IRIS Arrives at Vandenberg for Pegasus XL Integration
A solar observatory built by’ Advanced Technology Center in Palo Alto, Calif., arrived at Vandenberg Air Force Base, Calif., April 16 for integration with an Orbital Sciences Corp. Pegasus XL air-launched rocket.
The Interface Region Imaging Spectrograph (IRIS), a NASA Astrophysics Small Explorer-class mission, is scheduled to launch no earlier than May 28 on a two-year mission to study the region of the sun where the star’s inner and outer regions — its photosphere and super-hot corona, respectively — meet. The ultraviolet telescope’s observations could help improve space weather forecasts, NASA said in an April 17 press release.
On launch day, a Lockheed Martin L-1011 carrier aircraft will fly IRIS and its Pegasus XL launcher about 161 kilometers northwest from Vandenberg to a drop-off spot 11.9 kilometers above the Pacific Ocean.

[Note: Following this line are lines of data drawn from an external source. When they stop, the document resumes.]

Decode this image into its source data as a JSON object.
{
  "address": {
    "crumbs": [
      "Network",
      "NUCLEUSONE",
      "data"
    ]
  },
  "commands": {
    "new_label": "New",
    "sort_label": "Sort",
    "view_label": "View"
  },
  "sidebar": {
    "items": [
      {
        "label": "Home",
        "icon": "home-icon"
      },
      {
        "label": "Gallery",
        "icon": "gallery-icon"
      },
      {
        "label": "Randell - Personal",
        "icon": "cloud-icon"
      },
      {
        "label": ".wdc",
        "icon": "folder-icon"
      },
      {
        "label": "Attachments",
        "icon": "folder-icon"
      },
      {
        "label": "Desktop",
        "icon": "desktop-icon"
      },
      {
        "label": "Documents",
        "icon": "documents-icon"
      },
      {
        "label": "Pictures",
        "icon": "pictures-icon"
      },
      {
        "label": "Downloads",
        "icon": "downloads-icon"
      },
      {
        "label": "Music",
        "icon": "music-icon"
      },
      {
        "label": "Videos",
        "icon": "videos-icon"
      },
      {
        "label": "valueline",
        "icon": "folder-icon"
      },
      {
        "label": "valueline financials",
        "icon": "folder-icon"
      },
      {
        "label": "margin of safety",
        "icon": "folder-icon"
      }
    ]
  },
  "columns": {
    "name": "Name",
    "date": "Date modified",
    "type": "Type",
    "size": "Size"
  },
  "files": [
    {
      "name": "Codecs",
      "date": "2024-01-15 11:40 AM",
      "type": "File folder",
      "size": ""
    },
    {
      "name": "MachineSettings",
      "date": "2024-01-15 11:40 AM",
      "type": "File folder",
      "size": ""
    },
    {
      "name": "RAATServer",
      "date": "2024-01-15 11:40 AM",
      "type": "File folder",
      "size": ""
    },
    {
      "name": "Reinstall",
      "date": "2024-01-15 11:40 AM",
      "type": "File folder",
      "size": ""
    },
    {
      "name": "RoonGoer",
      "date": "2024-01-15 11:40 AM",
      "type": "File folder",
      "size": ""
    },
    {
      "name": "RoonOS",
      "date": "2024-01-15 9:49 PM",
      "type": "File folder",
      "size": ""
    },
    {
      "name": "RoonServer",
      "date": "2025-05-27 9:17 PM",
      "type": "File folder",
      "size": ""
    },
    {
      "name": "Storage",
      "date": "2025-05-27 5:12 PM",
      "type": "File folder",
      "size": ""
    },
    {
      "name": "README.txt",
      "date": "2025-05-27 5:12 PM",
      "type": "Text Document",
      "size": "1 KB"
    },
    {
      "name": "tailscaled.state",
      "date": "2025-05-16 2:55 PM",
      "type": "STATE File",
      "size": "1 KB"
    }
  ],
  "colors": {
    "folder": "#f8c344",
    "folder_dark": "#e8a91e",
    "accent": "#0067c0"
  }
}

IRIS is the only spacecraft currently manifested for launch on the reliable Pegasus XL, which can boost about 450 kilograms to low Earth orbit. There is a dearth of payloads small enough for the rocket to launch, and Orbital has said it might have to shut down the Pegasus assembly line if it cannot find another payload to launch before the middle of this decade.
Meanwhile, the price of a Pegasus ride is inching upward. IRIS is costing NASA about $40 million to launch; the most recent Pegasus XL launch, which took place back in June when the rocket carried the Nuclear Spectroscopic Telescope Array to orbit, cost the agency about $36 million.
Prospects worsened for Pegasus XL last year when NASA pulled the plug on the Gravity and Extreme Magnetism Small Explorer (GEMS) X-ray observatory. GEMS, which was to be launched by a Pegasus XL in 2014, was canceled after an external review found it was likely to bust a revised $135 million cost cap NASA approved in January 2013, and miss its launch date.
IRIS and GEMS both had their costs capped at $105 million in 2008, back when they were selected as Astrophysics Small Explorer missions. IRIS missions scientists have said their mission remains below the cost cap.